Parallelize split-child report + artifact downloads

Motivation

Two split-merge code paths were strictly sequential:

  • _load_split_child_merge_reports — 1 HTTPS RTT per child to fetch the tiny merge-report.json. A 100-shard split paid 100 sequential round trips before the parent merge could even start aggregating.
  • _verify_split_child_result_artifacts — 1 _result_blob_map call per child (which itself does a list_blobs(prefix=child/)). Same N×RTT shape blocking the finalize task.
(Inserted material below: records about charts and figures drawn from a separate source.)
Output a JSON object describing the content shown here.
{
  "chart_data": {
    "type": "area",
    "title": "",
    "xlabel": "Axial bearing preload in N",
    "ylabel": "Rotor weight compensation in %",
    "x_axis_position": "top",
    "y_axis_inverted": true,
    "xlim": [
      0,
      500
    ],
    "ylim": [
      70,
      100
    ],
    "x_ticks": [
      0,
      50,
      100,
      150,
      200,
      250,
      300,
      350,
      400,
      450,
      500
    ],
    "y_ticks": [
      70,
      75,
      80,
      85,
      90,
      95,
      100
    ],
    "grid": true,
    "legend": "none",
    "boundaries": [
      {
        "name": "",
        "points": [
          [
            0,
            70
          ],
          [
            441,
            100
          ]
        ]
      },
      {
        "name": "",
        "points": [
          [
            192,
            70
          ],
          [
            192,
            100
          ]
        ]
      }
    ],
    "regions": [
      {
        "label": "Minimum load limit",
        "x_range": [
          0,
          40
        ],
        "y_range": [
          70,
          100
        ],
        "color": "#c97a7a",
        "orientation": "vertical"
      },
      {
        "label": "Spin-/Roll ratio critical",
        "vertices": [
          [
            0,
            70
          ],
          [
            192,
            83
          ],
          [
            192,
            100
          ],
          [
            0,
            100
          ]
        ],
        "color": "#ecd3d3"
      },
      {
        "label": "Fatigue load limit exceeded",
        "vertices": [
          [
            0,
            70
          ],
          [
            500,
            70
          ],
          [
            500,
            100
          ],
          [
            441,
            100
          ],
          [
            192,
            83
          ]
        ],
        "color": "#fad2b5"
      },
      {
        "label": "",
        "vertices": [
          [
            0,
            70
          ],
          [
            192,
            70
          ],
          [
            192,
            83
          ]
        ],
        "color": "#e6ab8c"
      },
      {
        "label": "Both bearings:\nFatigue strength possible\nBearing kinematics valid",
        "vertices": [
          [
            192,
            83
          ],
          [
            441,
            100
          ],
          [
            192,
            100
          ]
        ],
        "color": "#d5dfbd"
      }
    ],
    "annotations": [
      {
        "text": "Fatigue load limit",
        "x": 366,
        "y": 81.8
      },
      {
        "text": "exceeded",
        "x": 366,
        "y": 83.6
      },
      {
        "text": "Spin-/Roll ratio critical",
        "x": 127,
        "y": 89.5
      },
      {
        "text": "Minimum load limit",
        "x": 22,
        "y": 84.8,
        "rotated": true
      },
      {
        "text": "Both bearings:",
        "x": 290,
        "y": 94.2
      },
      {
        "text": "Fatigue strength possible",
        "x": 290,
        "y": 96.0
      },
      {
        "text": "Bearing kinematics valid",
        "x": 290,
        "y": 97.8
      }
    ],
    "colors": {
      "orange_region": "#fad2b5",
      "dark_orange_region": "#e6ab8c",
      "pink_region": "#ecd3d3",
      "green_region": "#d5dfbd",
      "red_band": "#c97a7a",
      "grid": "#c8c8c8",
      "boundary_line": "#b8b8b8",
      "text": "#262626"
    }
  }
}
Total: a 100-shard parent merge wasted ~200 sequential HTTPS round trips before any productive work happened.

User-facing change

None semantically — same dicts returned in the same input order. Latency on the parent merge step drops to roughly the slowest single child report read + slowest single list call (×4 concurrency bucket).

API / IaC diff

  • api/tasks/blast/split_pipeline.py
  • _load_split_child_merge_reports now fans out via ThreadPoolExecutor(max_workers=min(4, len(children))) and uses pool.map so the returned list keeps input order. Concurrency cap matches the existing stream_blob_bytes 4-permit budget so we do not exceed the BlobServiceClient pool.
  • _verify_split_child_result_artifacts keeps the upfront "not-completed → ValueError" validation sequential, then probes every child's blob map in parallel through the same fan-out shape. Missing-artifact aggregation stays sequential since it only walks the already-materialized status dicts.

Validation

  • uv run pytest -q api/tests/test_blast_tasks.py — 120 passed (XML + tabular merge + verify_split_child_result_artifacts cases unchanged).
  • uv run ruff check api/tasks/blast/split_pipeline.py — clean.